Swiss Logic Gathering 2024

The Swiss Logic Gathering 2024 will take place on December 13 in the seminar room ExWi 228 of the Exakte Wissenschaft Building (ExWi) at the University of Bern.

Schedule

Time Speaker Title
14:00-14:40 Sebastijan Horvat - University of Zagreb Bisimulations and bisimulation games for Verbrugge semantics
14:40-15:20 Beatrice Pitton - University of Lausanne Baire class functions in generalized descriptive theory
15:20-15:50 Coffee Break
15:50-16:30 Simon Kramer - Bern University of Applied Sciences A Gödelian Loophole in the Swiss Constitution
16:30-17:10 Riccardo Plati - ETH Zürich TBA
17:10-17:50 Jim de Groot - University of Bern Intuitionistic monotone modal logic

Abstracts

Sebastijan Horvat

In this talk I will present various results that can be obtained using weak bisimulations for the interpretability logic with respect to Verbrugge semantics. Verbrugge semantics is a generalization of the basic Veltman semantics for interpretability logic, which turned out to possess various good properties. It is proved that with the standard definition of bisimulation for Verbrugge semantics that has been used so far in the literature, the analogs of some results for Veltman semantics do not hold in the case of Verbrugge semantics. Therefore, a new version of bisimulation, called weak bisimulation, was given in [1]. Among the more important results that we can obtain by using weak bisimulations (and corresponding weak bisimulation games), I will present the result that n-modal equivalence implies weak bisimulation, the property of finite models, and van Benthem's characterization theorem with respect to Verbrugge semantics.

References:
[1] S. Horvat, T. Perkov, M. Vuković, Bisimulations and bisimulation games for Verbrugge semantics, Mathematical Logic Quarterly 69(2023), 231-243

Baire class functions in generalized descriptive theory

Beatrice Pitton

Let \(\lambda\) be an uncountable cardinal such that \( 2^{< \lambda } = \lambda \). Working in the setup of generalized descriptive set theory, we study the structure of \( \lambda^+ \)-Borel measurable functions with respect to various kinds of limits, and isolate a suitable notion of \( \lambda \)-Baire class \( \xi \) function. Among other results, we provide higher analogues of two classical theorems of Lebesgue, Hausdorff, and Banach, namely:

  1. A function is \( \lambda^+ \)-Borel measurable if and only if it can be obtained from continuous functions by iteratively applying pointwise \( D \)-limits, where \( |D| \leq \lambda \).
  2. A function is of \( \lambda \)-Baire class \( \xi \) if and only if it is \( \lambda^+\)-\(\boldsymbol{\Sigma}^{0}_{\xi+1} \)-measurable.
This is a joint work with Luca Motto Ros.

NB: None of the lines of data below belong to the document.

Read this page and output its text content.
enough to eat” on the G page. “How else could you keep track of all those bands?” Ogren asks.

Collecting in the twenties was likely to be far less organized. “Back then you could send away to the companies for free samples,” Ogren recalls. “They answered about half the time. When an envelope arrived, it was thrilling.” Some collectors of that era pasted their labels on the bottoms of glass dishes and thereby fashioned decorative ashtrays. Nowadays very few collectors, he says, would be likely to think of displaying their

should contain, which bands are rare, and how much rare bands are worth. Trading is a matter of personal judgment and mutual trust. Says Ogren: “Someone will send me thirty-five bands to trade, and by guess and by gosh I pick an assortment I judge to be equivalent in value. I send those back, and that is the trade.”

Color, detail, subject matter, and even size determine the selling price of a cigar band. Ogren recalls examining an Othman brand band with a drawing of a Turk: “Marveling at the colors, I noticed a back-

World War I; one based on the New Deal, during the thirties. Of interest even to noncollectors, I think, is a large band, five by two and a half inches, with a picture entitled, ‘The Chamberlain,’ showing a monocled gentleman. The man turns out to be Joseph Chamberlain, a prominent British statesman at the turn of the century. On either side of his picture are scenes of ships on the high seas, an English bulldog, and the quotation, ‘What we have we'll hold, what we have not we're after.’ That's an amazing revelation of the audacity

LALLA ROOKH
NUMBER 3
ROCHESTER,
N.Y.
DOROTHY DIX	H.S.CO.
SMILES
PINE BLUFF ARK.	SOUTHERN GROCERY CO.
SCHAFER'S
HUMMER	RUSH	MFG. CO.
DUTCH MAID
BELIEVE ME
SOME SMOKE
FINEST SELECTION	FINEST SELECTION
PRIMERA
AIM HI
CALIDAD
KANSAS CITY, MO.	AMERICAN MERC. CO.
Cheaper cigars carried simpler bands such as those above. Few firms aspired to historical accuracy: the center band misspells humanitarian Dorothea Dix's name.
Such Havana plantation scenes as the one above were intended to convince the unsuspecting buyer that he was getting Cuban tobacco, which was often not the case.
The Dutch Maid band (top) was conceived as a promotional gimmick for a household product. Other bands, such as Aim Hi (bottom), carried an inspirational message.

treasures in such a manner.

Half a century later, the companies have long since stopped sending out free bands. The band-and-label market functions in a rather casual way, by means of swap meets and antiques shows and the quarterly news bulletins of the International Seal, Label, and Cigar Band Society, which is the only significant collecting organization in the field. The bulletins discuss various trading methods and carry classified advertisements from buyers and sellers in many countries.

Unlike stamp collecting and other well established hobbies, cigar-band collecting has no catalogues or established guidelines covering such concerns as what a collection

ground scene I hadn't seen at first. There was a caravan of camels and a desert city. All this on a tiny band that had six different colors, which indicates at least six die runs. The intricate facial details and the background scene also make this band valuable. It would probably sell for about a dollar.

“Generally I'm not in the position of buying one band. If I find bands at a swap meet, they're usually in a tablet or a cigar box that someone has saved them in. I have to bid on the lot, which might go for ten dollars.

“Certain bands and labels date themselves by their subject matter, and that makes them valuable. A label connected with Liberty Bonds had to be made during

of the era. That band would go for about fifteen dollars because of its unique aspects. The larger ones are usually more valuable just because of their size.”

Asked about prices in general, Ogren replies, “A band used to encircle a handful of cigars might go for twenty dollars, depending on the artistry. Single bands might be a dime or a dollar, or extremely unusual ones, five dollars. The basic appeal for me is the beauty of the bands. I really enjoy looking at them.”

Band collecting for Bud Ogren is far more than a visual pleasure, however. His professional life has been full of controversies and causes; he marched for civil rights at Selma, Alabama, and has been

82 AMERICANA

A Gödelian Loophole in the Swiss Constitution

Simon Kramer

I point out a critical subjective Gödelian loophole in the Swiss Constitution, namely its Article 190, whose authoritative interpretation I prove to be a misinterpretation. In Swiss legislation, jurisprudence, and jurisdiction (thus de jure and de facto, respectively), this loophole has enabled the abuse of elementary logic and—a fortiori—fundamental law (the violation of sacrosanct human rights), and thus the systematic miscarriage of legislation (anti-constitutional law) and justice (anti-democratic rule of law). This malpractice has happened through the false pretence that the article be non-self-applicable and thus that the Swiss Constitution be irrelevant to the corpus of (anti-constitutional) federal law (to be derived if not deduced from the Constitution) to the point of posing a critical threat to the Swiss nation-state. Luckily, the loophole turns out to be objectively (logically and thus legally) self-mending (by self-application) and thus the Constitution to be self-amending (under correct interpretation).

Intuitionistic monotone modal logic

Jim de Groot

We introduce an intuitionistic analogue of monotone modal logic. The logic is obtained by taking a first-order perspective on classical monotone modal logic and then moving to an intuitionistic first-order setting. This is similar to Simpsons approach to intuitionistic (normal) modal logic. We axiomatize the logic and give a sound and complete neighbourhood-style semantics.